Lemon coconut oil cake
This luscious lemony lemon coconut oil cake is so easy to make and delicious to eat. The sharp lemon glaze compliments it beautifully.
Prep Time 10 minutes
Cook Time 30 minutes
Total Time 40 minutes
Servings 1 standard loaf cake
- 1/2 cup coconut oil warmed to liquid state
- 3/4 cup sugar
- zest of 1 lemon
- 3 extra-large eggs
- 2 cups all purpose/cake flour
- 2 teaspoons baking powder
- 1 teaspoon salt
- 1/2 cup coconut milk
for the glaze
- 1 cup icing/powdered sugar
- juice of 1 lemon
- 1-2 teaspoons coconut milk might not be necessary
- Pistachio nuts optional
Pre-heat the oven to 180°c and line a standard loaf cake tin with parchment/baking paper.
In a large mixing bowl, whisk together the coconut oil, sugar and lemon zest then add the eggs one by one, mixing well after each addition.
Sift together the flour, salt and baking powder then add to the sugar and egg mixture, alternating with the coconut milk until the mixture is smooth and creamy.
Transfer the mixture to the prepared loaf tin and place in the oven.

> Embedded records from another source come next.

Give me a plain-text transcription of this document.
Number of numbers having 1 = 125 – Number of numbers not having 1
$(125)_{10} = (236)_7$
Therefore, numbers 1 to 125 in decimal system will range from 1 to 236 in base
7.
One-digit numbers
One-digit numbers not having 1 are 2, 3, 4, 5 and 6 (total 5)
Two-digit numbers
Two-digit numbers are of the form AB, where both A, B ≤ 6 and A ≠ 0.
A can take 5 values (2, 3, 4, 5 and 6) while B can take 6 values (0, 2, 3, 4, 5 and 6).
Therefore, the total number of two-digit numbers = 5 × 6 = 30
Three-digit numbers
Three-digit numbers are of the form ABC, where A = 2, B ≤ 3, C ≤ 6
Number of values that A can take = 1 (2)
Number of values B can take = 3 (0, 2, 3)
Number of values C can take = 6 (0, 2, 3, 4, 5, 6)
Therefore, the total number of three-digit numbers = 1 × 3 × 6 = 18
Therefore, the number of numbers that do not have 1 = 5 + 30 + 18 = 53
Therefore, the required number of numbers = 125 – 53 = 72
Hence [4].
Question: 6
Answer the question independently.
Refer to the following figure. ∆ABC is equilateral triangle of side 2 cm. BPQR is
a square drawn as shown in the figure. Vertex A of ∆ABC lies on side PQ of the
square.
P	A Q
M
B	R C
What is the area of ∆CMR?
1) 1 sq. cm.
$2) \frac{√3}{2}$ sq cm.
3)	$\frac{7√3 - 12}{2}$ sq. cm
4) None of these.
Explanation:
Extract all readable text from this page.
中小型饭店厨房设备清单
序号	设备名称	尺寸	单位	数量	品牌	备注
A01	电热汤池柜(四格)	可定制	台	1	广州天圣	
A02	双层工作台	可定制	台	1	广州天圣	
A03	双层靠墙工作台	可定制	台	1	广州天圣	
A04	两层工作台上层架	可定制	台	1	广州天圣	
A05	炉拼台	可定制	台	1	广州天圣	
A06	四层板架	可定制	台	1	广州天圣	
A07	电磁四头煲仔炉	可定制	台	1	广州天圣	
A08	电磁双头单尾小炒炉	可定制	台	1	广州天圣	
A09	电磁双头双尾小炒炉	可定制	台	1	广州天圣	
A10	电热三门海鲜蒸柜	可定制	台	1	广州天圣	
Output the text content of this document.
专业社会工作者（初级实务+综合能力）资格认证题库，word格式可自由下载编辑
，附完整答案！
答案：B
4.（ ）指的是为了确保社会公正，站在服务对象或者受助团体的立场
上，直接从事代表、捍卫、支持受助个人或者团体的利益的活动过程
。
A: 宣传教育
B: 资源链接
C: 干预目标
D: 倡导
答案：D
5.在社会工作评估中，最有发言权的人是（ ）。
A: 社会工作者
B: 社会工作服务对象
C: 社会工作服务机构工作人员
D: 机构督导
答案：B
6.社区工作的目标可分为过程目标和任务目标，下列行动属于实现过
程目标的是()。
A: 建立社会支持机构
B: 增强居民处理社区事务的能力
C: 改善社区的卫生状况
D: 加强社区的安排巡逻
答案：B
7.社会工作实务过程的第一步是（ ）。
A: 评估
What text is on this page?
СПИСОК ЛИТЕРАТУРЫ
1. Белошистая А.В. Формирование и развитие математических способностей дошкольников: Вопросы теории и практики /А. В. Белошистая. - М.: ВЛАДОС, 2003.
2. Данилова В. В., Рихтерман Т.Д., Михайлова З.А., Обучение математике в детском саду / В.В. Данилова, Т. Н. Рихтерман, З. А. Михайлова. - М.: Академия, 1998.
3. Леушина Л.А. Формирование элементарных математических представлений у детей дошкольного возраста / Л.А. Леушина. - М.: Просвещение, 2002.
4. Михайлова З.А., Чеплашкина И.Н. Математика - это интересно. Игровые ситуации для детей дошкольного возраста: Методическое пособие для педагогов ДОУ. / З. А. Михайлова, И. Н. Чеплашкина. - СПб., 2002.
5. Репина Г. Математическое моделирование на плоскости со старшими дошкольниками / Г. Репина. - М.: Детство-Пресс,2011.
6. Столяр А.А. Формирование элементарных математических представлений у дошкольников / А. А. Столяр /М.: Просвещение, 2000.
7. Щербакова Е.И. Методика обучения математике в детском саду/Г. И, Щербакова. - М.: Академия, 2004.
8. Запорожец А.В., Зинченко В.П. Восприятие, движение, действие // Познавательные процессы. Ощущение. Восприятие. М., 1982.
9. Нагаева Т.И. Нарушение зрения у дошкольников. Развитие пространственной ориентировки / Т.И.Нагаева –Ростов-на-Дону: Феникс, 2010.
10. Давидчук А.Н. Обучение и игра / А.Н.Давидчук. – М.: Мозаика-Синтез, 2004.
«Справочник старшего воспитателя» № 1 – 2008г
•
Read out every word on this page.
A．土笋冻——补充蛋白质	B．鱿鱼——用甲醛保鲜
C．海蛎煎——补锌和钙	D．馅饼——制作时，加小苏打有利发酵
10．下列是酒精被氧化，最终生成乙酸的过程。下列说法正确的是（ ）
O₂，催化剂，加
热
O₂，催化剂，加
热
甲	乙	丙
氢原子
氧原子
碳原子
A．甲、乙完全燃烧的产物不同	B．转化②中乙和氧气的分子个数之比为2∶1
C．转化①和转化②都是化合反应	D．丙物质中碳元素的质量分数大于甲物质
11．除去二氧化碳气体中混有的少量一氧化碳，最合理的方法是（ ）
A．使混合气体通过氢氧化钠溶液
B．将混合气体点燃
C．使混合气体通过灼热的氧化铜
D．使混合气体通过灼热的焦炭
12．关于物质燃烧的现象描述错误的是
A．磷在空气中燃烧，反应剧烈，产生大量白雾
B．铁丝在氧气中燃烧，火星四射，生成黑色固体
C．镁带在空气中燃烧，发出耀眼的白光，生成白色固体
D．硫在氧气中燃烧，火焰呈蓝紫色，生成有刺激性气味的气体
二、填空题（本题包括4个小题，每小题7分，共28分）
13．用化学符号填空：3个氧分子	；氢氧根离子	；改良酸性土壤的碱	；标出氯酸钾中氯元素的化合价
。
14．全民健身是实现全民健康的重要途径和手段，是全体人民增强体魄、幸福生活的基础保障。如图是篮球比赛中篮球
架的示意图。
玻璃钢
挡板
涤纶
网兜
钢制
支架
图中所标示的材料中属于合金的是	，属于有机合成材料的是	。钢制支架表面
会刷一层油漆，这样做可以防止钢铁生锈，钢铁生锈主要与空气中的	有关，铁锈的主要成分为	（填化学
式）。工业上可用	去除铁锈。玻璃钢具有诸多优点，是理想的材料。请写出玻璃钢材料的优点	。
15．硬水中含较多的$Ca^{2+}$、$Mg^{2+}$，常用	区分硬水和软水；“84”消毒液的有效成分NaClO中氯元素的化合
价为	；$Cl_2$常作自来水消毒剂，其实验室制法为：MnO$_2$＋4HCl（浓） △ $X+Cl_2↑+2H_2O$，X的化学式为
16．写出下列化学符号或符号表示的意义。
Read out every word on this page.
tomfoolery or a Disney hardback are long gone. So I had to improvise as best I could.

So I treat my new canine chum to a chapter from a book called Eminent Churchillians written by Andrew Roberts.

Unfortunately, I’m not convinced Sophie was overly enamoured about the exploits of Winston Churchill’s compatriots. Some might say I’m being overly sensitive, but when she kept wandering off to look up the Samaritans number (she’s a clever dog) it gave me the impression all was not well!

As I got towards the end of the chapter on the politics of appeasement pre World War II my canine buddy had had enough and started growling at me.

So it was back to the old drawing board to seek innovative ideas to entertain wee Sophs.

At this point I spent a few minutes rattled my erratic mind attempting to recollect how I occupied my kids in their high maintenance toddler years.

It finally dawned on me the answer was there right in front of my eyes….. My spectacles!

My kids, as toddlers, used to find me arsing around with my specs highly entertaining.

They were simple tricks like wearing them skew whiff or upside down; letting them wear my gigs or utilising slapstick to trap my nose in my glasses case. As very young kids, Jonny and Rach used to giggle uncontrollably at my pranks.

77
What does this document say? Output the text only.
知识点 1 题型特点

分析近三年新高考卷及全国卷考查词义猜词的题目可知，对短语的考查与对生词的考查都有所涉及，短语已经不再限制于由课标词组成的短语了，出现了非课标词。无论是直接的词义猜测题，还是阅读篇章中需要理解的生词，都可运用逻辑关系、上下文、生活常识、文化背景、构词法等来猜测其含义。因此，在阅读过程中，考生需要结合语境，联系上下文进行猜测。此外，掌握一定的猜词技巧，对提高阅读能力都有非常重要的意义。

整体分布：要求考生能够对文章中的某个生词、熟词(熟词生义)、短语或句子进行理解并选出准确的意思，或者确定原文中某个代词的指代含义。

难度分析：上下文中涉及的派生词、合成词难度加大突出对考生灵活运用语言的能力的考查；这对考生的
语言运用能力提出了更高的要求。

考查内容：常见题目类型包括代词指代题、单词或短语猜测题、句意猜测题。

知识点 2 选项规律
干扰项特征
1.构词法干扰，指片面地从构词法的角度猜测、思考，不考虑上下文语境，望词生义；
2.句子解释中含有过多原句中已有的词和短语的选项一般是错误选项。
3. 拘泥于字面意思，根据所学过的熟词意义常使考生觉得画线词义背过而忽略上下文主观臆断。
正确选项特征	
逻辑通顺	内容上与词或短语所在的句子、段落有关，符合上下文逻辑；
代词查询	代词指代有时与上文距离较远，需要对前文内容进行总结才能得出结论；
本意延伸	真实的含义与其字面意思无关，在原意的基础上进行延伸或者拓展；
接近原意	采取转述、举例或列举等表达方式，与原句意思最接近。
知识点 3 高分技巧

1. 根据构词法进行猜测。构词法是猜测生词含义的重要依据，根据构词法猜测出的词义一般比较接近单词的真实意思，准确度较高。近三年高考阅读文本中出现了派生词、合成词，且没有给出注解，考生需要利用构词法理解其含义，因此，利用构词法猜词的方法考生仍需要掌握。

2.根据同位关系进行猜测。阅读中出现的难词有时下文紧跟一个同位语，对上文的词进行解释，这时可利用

Bake for 25-30 minutes or until golden brown and a skewer inserted comes out clean.
Remove from the oven and allow to cool for 10 minutes before turning out onto a wire rack and allowing to cool completely.
When the cake is cool, mix together the icing sugar and lemon juice (I do this in my mini food processor) and if the mixture is too thick, add a few teaspoons of coconut milk. You want the mixture to be thick enough to glaze the cake.
When the cake is cool, pour over the glaze and top with pistachios.